Abstract Development of a suitable iron aluminide coating layer on 9Cr 1Mo (P91 grade) steel at or below 750 °C finds importance for improving its oxidation and corrosion behaviour while retaining the tempered ferritic-martensitic microstructure. A theoretical model to predict the kinetics has been developed for correlating growth of the aluminide coating on P91 steel substrate with process parameters of pack aluminizing. Experiments were conducted by varying the pack Al (2–10 wt%) and activator NH4Cl (2–8 wt%) content, temperature (600–700 °C), and time (2-16 h). The coating formation results obtained from the experiments authenticated the validity of the proposed model. The coating mainly consisted of single Fe2Al5 phase.
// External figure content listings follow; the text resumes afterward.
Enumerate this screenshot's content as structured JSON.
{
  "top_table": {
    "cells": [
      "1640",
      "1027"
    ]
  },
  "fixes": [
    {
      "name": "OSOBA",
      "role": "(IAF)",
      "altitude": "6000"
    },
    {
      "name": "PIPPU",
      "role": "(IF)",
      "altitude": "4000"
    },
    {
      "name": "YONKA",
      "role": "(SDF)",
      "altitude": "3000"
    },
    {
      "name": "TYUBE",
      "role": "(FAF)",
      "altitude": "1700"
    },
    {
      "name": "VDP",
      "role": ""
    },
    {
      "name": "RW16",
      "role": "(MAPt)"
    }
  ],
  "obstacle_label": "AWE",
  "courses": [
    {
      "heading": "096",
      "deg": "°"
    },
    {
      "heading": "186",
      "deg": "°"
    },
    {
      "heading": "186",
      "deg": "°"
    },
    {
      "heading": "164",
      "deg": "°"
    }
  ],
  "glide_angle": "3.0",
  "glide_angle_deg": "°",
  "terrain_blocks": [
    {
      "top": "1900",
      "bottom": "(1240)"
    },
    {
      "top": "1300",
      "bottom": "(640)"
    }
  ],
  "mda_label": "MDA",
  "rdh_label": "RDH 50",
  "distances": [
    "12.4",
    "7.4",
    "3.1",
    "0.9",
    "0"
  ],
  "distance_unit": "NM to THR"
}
The activation energy for Fe2Al5 formation during pack aluminizing was calculated to be 95 ± 7 kJ mol−1. Interdiffusion studies between Fe2Al5/steel in 550–750 °C with varying times of 8–40 h revealed the formations of FeAl2, FeAl, and Fe(Al) layers of different thicknesses. The diffusional growth of the most desired FeAl aluminide found to follow the parabolic kinetics and the activation energy for the growth of FeAl was calculated to be 237.5 kJ mol−1. Scanning electron microscopic and electron back scattered diffraction analysis revealed the formation of columnar grains in B2-FeAl layer.